Kolajen büyük bir molekül olduğu için tablet formlarına yeterli miktarda kolajen sığdırılamadığından sıvı veya şase formların tüketimi tercih edilmelidir. Günlük alınması gereken kolajen miktarı 5000 mg ve üzeridir.

Kolajen emilimini artıran takviyeler nelerdir?

Kolajen takviyesini hiyalüronik asit, C ve B vitaminleri ile birlikte kullanmak, vücut tarafından emilimini ve etkinliğini artırır. Antioksidan özelliği olan Glutatyon, Koenzim Q10, Biotin, Alfa Lipoik Asit gibi ürünler kullanılabilir.

Kolajen ne zaman alınmalı?

Kolajen takiyelerinin aç alınması emiliminin daha iyi olmasını sağlar, kahvaltıdan yarım saat önce veya gece yatmadan önce alınabilir. Kolajen takviyelerinin akşam saatlerinde tüketilmesi ise vücutta yenilenme sürecinde daha yüksek oranda kullanılmalarını sağlamaktadır.

Ne sıklıkla kullanılmalı?

Oral kolajen takviyelerinin 30-35 yaşlardan itibaren kullanılması önerilmektedir. Kolajen, genellikle yılda 2 kez önerilir. En az 3 aylık kullanım sonrasında 3 ay ara verilecek şekilde kürler şeklinde kullanılabilir.

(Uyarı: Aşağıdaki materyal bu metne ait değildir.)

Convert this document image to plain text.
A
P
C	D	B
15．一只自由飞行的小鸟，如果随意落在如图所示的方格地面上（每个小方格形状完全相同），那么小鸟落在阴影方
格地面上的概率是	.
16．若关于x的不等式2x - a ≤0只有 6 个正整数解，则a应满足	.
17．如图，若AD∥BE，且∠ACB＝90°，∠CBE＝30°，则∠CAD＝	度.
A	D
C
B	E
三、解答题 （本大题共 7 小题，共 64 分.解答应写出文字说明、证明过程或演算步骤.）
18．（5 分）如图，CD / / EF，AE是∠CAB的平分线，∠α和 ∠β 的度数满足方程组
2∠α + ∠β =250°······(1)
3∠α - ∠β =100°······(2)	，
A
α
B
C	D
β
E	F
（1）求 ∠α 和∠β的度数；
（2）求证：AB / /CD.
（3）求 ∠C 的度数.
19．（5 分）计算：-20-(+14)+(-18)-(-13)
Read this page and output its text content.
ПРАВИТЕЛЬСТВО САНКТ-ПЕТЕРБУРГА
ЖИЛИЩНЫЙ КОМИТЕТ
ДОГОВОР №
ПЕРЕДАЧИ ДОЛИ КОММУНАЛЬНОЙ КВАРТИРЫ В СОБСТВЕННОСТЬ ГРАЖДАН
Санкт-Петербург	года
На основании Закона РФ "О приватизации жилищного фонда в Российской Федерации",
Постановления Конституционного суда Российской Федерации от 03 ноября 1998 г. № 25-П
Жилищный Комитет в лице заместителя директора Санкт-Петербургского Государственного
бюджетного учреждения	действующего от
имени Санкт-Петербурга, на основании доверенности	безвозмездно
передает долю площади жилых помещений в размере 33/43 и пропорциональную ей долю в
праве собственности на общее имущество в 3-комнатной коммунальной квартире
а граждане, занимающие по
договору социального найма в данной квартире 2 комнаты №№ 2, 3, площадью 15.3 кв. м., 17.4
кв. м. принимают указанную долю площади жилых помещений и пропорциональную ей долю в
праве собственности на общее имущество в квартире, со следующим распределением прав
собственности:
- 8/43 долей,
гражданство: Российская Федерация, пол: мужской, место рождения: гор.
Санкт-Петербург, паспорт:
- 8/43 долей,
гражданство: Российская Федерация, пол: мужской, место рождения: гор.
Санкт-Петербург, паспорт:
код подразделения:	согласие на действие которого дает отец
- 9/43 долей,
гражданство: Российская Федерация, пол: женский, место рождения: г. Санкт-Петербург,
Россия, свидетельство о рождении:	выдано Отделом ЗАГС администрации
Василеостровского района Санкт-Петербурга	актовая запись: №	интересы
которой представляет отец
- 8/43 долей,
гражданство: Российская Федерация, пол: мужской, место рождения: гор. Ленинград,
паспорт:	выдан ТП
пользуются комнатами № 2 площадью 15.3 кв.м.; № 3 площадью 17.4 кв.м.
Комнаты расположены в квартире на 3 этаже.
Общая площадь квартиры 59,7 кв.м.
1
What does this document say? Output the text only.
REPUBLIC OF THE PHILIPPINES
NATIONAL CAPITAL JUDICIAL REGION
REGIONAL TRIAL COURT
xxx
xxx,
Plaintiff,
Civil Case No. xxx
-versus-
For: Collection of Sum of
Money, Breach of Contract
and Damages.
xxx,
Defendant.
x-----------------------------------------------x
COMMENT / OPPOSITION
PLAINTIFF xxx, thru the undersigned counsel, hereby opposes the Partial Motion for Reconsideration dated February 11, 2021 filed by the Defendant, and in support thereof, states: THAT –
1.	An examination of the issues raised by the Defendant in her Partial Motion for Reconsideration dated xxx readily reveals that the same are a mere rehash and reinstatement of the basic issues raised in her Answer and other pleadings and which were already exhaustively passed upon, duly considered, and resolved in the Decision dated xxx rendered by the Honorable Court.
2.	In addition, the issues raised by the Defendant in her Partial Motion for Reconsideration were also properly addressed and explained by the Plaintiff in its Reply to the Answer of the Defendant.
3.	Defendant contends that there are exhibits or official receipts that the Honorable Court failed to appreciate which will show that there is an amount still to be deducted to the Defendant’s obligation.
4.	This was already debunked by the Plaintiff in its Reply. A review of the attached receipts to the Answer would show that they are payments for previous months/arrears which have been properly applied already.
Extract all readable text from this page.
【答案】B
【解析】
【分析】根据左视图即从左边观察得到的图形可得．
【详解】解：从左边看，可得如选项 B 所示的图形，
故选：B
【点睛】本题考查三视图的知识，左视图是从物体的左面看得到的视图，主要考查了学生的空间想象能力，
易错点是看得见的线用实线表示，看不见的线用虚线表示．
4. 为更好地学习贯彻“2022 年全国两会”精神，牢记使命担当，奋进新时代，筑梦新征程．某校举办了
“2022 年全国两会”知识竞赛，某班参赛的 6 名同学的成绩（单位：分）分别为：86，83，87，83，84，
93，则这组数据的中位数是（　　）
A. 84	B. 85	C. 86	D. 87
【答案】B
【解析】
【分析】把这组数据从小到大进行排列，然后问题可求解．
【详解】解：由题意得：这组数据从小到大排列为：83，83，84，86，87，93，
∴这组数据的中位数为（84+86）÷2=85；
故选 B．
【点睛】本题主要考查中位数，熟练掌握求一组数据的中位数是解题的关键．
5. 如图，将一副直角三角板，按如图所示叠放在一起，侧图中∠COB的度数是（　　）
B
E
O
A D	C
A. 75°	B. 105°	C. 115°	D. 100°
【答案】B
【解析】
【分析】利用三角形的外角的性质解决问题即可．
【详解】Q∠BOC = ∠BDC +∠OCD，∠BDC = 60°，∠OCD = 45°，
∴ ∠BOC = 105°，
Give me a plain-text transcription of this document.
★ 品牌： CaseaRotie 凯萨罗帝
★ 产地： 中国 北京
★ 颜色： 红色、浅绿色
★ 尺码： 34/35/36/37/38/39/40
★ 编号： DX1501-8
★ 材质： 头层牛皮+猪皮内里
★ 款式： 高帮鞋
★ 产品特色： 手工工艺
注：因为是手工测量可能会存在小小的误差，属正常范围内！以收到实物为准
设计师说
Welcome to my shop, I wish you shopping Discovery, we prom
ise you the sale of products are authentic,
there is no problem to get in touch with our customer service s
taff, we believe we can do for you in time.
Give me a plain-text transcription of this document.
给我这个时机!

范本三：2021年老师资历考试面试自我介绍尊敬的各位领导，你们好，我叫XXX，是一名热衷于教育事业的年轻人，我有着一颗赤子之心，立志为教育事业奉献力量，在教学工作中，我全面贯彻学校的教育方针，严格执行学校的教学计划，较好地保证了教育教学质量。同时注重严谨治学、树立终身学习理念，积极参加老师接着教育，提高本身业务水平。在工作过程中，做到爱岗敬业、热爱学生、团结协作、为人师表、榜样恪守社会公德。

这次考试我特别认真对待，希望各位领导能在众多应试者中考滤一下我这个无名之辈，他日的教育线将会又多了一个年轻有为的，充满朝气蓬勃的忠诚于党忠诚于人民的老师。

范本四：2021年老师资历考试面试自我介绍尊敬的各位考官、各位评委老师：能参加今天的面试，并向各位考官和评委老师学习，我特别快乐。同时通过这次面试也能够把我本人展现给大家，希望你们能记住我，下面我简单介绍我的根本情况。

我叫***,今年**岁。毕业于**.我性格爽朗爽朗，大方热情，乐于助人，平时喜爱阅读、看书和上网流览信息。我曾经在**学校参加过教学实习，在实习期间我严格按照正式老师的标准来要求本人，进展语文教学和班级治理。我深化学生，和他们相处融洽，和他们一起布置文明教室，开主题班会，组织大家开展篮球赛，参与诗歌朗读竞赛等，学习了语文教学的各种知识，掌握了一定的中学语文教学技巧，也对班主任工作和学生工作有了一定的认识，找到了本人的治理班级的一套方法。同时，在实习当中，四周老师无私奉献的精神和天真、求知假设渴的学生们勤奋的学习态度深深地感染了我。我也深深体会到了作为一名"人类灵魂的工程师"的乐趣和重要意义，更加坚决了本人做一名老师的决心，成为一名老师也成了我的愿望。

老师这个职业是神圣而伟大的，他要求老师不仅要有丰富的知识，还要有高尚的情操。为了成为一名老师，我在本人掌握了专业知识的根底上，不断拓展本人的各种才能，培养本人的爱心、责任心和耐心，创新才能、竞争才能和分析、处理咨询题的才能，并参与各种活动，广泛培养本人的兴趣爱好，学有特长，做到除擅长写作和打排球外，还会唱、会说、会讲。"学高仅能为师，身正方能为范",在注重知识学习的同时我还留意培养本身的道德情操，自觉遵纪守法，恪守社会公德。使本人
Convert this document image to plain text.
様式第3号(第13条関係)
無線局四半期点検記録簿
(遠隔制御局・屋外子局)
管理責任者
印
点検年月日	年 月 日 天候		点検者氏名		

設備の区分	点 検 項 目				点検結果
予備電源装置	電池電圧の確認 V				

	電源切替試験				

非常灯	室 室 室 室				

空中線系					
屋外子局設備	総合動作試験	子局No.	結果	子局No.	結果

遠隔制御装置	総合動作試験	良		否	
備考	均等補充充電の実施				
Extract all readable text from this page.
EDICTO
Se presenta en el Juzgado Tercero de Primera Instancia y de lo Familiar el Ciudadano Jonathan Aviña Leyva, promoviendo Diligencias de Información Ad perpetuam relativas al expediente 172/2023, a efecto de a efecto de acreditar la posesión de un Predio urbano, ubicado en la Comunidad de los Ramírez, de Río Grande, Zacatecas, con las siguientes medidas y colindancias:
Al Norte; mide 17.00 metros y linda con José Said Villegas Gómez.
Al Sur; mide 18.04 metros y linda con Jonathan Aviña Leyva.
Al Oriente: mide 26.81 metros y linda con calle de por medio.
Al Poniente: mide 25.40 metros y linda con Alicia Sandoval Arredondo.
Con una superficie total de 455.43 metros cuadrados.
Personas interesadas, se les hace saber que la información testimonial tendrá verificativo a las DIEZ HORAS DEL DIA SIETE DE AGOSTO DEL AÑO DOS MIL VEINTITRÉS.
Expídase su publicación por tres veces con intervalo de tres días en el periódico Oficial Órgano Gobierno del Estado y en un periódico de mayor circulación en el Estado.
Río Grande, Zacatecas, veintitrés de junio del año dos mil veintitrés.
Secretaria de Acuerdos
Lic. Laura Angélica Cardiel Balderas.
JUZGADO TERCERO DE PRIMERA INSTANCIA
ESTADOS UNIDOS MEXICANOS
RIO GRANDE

Hangi tür kolajen kullanılmalı?

Balık kaynaklı veya sığır kaynaklı kolajenler arasında etkinlik farkı olmasa da, balık kolajeni daha küçük olduğundan daha kolay emilebilir. Deniz ürünlerine alerjisi olanlar balık kolajenini kullanmamalıdır. Deri sağlığı açısından tip 1 ve tip 3 kolajen içerikli ürünler tercih edilmelidir.

Kolajen içeren besinler nelerdir?

Kolajen yediğimiz besinler içerisinde de oldukça fazla bulunan bir bileşendir. Kolajen açısından zengin besinler ise şunlardır:

• Et ve kemik suyu
• Yeşil sebzeler
• Kırmızı sebze ve meyveler
• Yumurtanın beyazı
• Sarımsak
• Avokado
• Soya ürünleri

Ancak kolajen, yapısı gereği büyük bir molekül olduğundan vücut tarafından kullanılabilirliği zordur.

Kolajen takviyelerinin doktor önerisi ve kontrolü altında kullanımı önerilmektedir.